Adiós, querida. Escribe tus planes y ven a vernos en cuanto regresemos.
No tardaremos más de una o dos semanas.
Cedric la subió al taxi que la esperaba y se quedó en los escalones
observándola mientras el taxi salía de Clevedon Square. Y Alex, agazapada en un
rincón del veloz taxi, se sabía capaz de cualquier traición, de cualquier
infamia moral a la que pudiera verse tentada, pues Cedric tenía razón al decir
que su sentido del honor, de la rectitud fundamental, estaba completamente
pervertido.
XXIX
Perdón
El tiempo cambió de repente y empezó a hacer frío y a llover.

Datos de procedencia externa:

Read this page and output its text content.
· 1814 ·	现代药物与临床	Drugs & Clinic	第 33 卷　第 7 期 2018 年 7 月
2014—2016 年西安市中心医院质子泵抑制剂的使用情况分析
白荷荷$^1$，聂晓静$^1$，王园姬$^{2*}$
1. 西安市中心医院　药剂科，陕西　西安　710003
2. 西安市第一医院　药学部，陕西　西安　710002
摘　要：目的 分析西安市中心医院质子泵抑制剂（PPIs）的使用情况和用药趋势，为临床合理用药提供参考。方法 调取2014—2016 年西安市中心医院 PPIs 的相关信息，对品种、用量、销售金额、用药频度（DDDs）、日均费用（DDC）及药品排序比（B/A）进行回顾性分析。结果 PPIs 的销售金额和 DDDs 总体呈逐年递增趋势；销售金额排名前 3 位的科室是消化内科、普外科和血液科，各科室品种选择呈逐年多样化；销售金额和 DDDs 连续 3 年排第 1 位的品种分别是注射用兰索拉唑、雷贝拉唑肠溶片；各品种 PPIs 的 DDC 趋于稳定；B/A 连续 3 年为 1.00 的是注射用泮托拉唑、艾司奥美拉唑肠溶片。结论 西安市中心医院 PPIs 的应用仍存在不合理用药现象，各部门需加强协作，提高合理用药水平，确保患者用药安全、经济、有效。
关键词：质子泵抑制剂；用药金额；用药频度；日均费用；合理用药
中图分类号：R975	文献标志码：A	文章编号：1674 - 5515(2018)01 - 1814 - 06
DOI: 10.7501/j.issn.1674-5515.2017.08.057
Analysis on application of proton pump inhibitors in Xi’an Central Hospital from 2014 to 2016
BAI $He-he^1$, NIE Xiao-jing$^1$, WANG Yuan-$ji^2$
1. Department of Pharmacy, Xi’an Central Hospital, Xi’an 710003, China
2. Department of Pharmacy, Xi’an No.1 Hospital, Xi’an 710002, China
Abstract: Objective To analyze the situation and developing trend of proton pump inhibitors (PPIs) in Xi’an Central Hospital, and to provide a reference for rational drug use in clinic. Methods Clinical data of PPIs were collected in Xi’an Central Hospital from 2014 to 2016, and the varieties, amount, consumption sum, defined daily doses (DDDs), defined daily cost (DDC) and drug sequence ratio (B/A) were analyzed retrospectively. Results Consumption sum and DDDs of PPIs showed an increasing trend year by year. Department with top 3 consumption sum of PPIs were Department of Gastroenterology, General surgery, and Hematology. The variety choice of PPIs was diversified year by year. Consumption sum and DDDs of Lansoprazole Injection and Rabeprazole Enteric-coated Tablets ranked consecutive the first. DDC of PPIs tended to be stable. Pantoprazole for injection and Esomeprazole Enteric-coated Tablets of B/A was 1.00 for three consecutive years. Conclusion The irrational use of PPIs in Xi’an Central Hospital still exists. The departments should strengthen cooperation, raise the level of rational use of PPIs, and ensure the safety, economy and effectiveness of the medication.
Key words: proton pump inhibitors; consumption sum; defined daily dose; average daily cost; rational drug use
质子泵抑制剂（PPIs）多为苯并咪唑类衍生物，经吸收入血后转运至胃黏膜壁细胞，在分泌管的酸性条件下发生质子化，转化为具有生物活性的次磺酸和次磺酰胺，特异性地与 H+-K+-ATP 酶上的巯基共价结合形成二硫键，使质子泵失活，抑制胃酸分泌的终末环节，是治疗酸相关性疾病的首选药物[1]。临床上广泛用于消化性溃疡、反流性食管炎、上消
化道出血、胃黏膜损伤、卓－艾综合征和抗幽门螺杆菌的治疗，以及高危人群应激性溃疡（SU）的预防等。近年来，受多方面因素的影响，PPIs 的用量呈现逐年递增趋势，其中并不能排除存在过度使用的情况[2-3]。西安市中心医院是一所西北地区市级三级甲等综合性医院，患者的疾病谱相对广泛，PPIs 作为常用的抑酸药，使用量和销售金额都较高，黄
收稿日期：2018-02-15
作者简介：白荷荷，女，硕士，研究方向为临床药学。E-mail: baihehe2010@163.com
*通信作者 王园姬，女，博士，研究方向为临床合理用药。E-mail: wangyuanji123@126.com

Durante
dos o tres días, Alex permaneció sentada en su sala de estar en Malden Road,
oyendo el ruido de los tranvías y los autobuses, y a los niños gritándose en la
calle. Difícilmente habría podido decir cuándo se dio cuenta por primera vez de
que le era imposible seguir viviendo. Pero la determinación, ahora presente,
plenamente desarrollada, le había traído consigo una sensación de absoluta
certeza.
Durante dos o tres días se sintió aturdida, pero a la vez impulsada por
la desesperada sensación de que necesitaba pensar, trazar un plan. Pero no
podía pensar.
Entonces, una noche, la señora Hoxton, la casera, le dijo con
curiosidad:
"¿No te apetece encender una fogata esta noche?" Casi nunca
decía "Señorita" al hablar con Alex. "Hace tanto frío de
repente, y ahora pareces enferma, de verdad, sí que lo pareces."
Alex se sintió bastante sorprendida. Quizás estaba enferma, lo que
explicaría la imposibilidad de pensar en ello. Un fuego sería muy agradable. Se
estremeció involuntariamente, mirando su pequeña chimenea vacía, llena de papel
cortado. Recordó que ya no tenía por qué preocuparse por los gastos.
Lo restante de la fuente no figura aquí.